Reaktionen auf Leipziger Fahrverbots-Urteil Busbranche sieht sich als Teil der Lösung

Feinstaubwarnung Foto: Karl-Heinz Augustin

Die Busbranche reagiert verhalten auf das Diesel-Urteil aus Leipzig – und verweist auf das Sofort-Programm der Bundesregierung. Das umfasst sowohl die Förderung von Elektrobussen als auch die Nachrüstung mit SCR-Systemen. Beides wird jetzt geregelt.

Die deutschen Busverbände reagieren verhalten auf das Diesel-Urteil des Leipziger Verwaltungsgerichts. Sollten Fahrverbote in den Städten verhängt werden, spricht das Gerichtsurteil von gezielten Ausnahmeregelungen, die mit Sicherheit auch für Stadtbusse anzuwenden sind. Insgesamt sehen die Verbände den Bus klar im Vorteil und als Teil der Lösung der Probleme.

VDV: Schlüsselrolle des ÖPNV wurde erkannt

Der Verband der Verkehrsunternehmen (VDV) bezieht sich auf "die wegweisenden Festlegungen im Koalitionsvertrag und die Diskussion um den steuerfinanzierten ‚kostenlosen‘ ÖPNV", die genauso wie das gestrige Urteil zu den Fahrverboten deutlich machten: "Alle Akteure haben die Schlüsselrolle der öffentlichen Verkehrsunternehmen für Klimaschutz und Luftreinhaltung in den Städten erkannt und zum Thema gemacht." Man müsse jetzt schnell die richtigen Maßnahmen für eine Verkehrswende und gegen Fahrverbote umsetzen. Die notwendigen Schritte dafür hätte der VDV der Bundesregierung kürzlich in einem Sofortprogramm vorgeschlagen:
 
"Für Luftreinhaltung und Klimaschutz müssen die Systeme des ÖPNV umfangreich erneuert und ausgebaut werden." Das bedeute, es gehe zunächst um den Kapazitätsausbau: Strecken, Haltestellen, Technik, Fahrzeuge, Personal. Das funktioniere aber nur mit Hilfe einer ausreichenden öffentlichen Finanzierung. "Ein gut ausgebautes öffentliches Nahverkehrssystem kostet viel Geld, aber es ist wertvoll für alle – denn schließlich geht es um den Klimaschutz und um die Gesundheit der Menschen in den Städten."
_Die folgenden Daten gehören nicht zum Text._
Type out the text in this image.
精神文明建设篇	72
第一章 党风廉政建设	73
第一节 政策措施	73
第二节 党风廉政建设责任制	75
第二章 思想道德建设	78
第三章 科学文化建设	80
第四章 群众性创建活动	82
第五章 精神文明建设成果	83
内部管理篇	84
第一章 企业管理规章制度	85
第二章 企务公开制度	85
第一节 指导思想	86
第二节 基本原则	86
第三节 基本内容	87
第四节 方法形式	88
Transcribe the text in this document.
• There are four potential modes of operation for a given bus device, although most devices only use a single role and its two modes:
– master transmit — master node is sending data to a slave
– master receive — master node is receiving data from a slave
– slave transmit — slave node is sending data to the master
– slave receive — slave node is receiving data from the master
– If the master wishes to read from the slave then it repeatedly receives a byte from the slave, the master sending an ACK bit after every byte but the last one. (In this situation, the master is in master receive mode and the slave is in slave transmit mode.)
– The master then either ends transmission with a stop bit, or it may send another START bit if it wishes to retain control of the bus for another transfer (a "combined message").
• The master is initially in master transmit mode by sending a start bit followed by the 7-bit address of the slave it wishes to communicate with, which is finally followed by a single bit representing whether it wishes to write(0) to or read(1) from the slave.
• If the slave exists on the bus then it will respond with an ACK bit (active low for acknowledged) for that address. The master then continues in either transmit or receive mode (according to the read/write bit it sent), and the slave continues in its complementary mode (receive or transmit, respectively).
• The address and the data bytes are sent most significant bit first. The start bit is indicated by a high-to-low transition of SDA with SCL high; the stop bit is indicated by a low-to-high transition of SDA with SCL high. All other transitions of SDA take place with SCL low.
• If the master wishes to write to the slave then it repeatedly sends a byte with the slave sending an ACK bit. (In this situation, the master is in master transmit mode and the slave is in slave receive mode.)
Das VDV-Sofortprogramm setzt vor allem auf Euro 6-Anschaffungen, Elektrobusse und SCR-Nachrüstung: "Zusammen mit der Nachrüstung älterer Dieselbusse, der E‐Bus‐Einführung – die bekanntlich nicht "über Nacht" erfolgen kann – ist der Einsatz der schadstoffarmen Diesel-Euro-6‐Busse das geeignetste Mittel, um kurzfristig zusätzliche ÖPNV‐Angebote zu realisieren. Im ersten Schritt sollten 1.000 Euro‐6‐Busse beschafft werden, um die Emissionen bei Linienbussen auf den am stärksten belasteten innerstädtischen Hauptachsen zu senken."

Auch die Bundesregierung und die beteiligten Bundesländer und Kommunen haben sich am 28. November 2017 auf Eckpunkte eines "Sofortprogramm Saubere Luft 2017-2020" geeinigt, zu dem auch mit hoher Priorität die Elektrifizierung und SCR-Nachrüstung der ÖPNV-Busflotten gehört. Im Grunde plädiert der Verband also für den ÖPNV-Ansatz der Bundesregierung gegenüber Brüssel, preist diesen aber sofort adäquat ein.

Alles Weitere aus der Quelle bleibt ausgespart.